By 1984 Teddy had signed with Elektra/Asylum Records and subsquently sang the next three and final of my vinyls for that record company.  The three now only photographed him from the chest-up; no more cowboy hats and suggestive gyration photos.  “Love Language” featured the sexy, “You’re My Choice Tonight” which I played on New York City radio along with more introspective selections such as “In My Time”.  1985’s “Workin’ It Back” had eight five-star songs on it, including “Let Me Be Closer”, co-written by the legendary Linda Creed, and “Love Emergency”, co written by Womack & Womack,  who also penned the fabulous “Love TKO”. For the first time, Teddy’s star began to fade around this point, in my opinion. 

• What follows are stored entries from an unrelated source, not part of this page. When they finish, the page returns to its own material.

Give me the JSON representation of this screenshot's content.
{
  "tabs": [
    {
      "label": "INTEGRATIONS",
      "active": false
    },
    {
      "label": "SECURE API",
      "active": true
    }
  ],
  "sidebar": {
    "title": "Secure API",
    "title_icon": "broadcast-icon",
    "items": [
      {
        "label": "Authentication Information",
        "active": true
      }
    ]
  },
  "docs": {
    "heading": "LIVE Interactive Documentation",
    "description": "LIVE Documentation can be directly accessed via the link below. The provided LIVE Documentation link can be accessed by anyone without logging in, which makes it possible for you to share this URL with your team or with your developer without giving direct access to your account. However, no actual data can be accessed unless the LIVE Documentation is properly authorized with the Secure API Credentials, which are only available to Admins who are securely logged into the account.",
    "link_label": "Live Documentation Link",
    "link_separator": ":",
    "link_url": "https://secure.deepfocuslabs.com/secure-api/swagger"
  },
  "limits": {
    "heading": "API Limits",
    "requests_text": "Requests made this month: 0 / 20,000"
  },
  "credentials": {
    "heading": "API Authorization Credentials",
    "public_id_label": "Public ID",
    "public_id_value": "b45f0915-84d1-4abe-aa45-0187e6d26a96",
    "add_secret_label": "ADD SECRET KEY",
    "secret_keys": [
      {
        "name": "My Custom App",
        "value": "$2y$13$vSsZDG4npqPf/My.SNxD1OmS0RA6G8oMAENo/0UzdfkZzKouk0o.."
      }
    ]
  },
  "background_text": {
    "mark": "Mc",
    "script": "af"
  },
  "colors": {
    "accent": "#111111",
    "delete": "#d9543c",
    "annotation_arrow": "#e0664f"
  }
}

The last and most recent vinyl in my Teddy Bear den is 1988’s spirited “Joy” , which was produced by Teddy for Teddy Bear Productions, Inc. (see, he listened to us!)  The first two songs are the stalwarts here as well: the title track and one of the best songs he ever sang after the crash, “2 A.M” which decribes the end of a party and alludes to taking her home and to a more intimate level.  The accident humbled Pendergrass as it probably would  any of us, and his subsequent work showed it even though his voice never lost all of it’s sex appeal nor he the ability to orally interpret lyrics to evoke real feelings.

I just heard the end notes of Teddy fading off from a tribute to Teddy Pendergrass on the radio tonight, two nights later – on the PBS station! Bigg Upps to them and their warm teddy-bear selves.